Gareth Morgan comes out guns blazing again – I’m enjoying watching the exchange.
First up – GMK have published the ‘fan mail‘ from the life insurance companies. Along with the insurance company’s ripostes, Gareth has written short rebuttals.
AP’s Greg Camm:
“If there were a sign on a beach saying “Sharks in the water” you can be pretty sure the number of people who’d venture into the water would be small. No matter that a shark may not have been spotted for over 20 years or indeed there may never have been a shark spotted at all.”
Gareth Morgan:
“We note that AMP is one of the life insurers censured by the ASIC in Australia for the mis-pricing of its units and required to pay compensation”
that was in 2004, not long ago. The ASIC censure included the direction to:
“…require AMP Life to obtain an independent, external review of its unit pricing processes to ensure that similar issues do not recur.”
and the press release also stated:
“Unit pricing issues are of concern to regulators across the globe”, pretty much confirming Gareth’s thesis.
Apparently AMP was meant to fix the unit pricing issue – but no word on what happened in Greg’s article.
Jim Routledge from AON send an email to GMK, referring to the Kiwisaver calculator and demanding:
” Continued misrepresentation of the AonSaver fees may lead to legal action. “
Gareth has the final say (for now I guess):
“Mr Routledge was proved incorrect…. … AON … altered its fees in a re-issued Investment Statement…”
Isn’t this fun!?
Chalkie, who Gareth outs as “industry scribe Jenny Ruth”, also had some fun.
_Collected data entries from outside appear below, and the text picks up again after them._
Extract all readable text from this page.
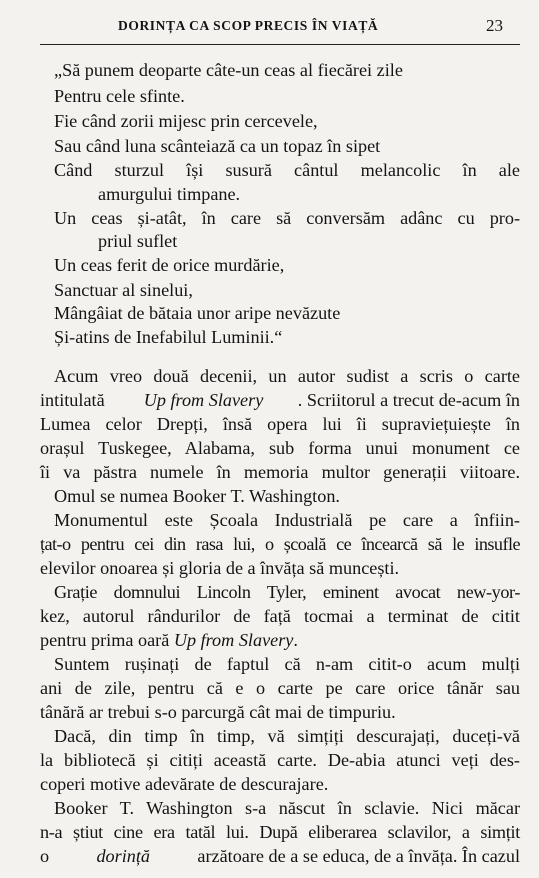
DORINȚA CA SCOP PRECIS ÎN VIAȚĂ	23
„Să punem deoparte câte-un ceas al fiecărei zile
Pentru cele sfinte.
Fie când zorii mijesc prin cercevele,
Sau când luna scânteiază ca un topaz în sipet
Când sturzul își susură cântul melancolic în ale
amurgului timpane.
Un ceas și-atât, în care să conversăm adânc cu pro-
priul suflet
Un ceas ferit de orice murdărie,
Sanctuar al sinelui,
Mângâiat de bătaia unor aripe nevăzute
Și-atins de Inefabilul Luminii.“
Acum vreo două decenii, un autor sudist a scris o carte
intitulată Up from Slavery . Scriitorul a trecut de-acum în
Lumea celor Drepți, însă opera lui îi supraviețuiește în
orașul Tuskegee, Alabama, sub forma unui monument ce
îi va păstra numele în memoria multor generații viitoare.
Omul se numea Booker T. Washington.
Monumentul este Școala Industrială pe care a înfiin-
țat-o pentru cei din rasa lui, o școală ce încearcă să le insufle
elevilor onoarea și gloria de a învăța să muncești.
Grație domnului Lincoln Tyler, eminent avocat new-yor-
kez, autorul rândurilor de față tocmai a terminat de citit
pentru prima oară Up from Slavery.
Suntem rușinați de faptul că n-am citit-o acum mulți
ani de zile, pentru că e o carte pe care orice tânăr sau
tânără ar trebui s-o parcurgă cât mai de timpuriu.
Dacă, din timp în timp, vă simțiți descurajați, duceți-vă
la bibliotecă și citiți această carte. De-abia atunci veți des-
coperi motive adevărate de descurajare.
Booker T. Washington s-a născut în sclavie. Nici măcar
n-a știut cine era tatăl lui. După eliberarea sclavilor, a simțit
o dorință arzătoare de a se educa, de a învăța. În cazul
GMK clipped the article, so you can read it online. Nice photo Gareth….
Apparently Chalkie is guilty of deriving income from industry funded trade magazines. Quelle Horreur! Given the state of journalsm salaries I’m really not surprised, but it was perhaps a little dangerous of her not to mention it.
Gareth’s rebuttal to Chalkie is worth a read. I was particularly amused by Chalkies statement that Morgan’s investment team was too small. It may be six people, but Warren Buffet and Charlie Munger have managed far more money with far less people, and pretty successfully too. A stellar yet under the radar firm I interviewed with in Boston a few years back had about 6-8 investment professionals as well – and quite a few more billion under management. The Yale Investment Office has a massive 20 professionals, yet manages over $18 billion real dollars – and they made $3.9 billion last year, and 17.2% net of fees over the last 10 years. That’s $195m per professional – care to beat that life insurers?
The problem is that the more people you add, the more they want to do stuff – like buy and sell. We call that churn, and that is generally bad as it costs the fund money to trade, and you are relying on market timing. But long term investment is about asset diversification, not market timing. Lose the people, lose the Bloomberg screens and your long term performance should get better.
Investing is not about the number of people, nor even about how good they are in a particular period. Investment is abut boring decisions made and kept for a long time. Being in NZ means that we are less tempted to look at the screens and try to trade, while Gareth jaunting around the world actually gives me comfort that his antennae are well tuned to the global macro trends that all long term investors need to be aware of.
GMK as also updated the calculator with more funds, added a trust deed checklist (lots of red crosses, but two columns missing) and published Gareth’s submission to the Select Committee on Finance and Expenditure.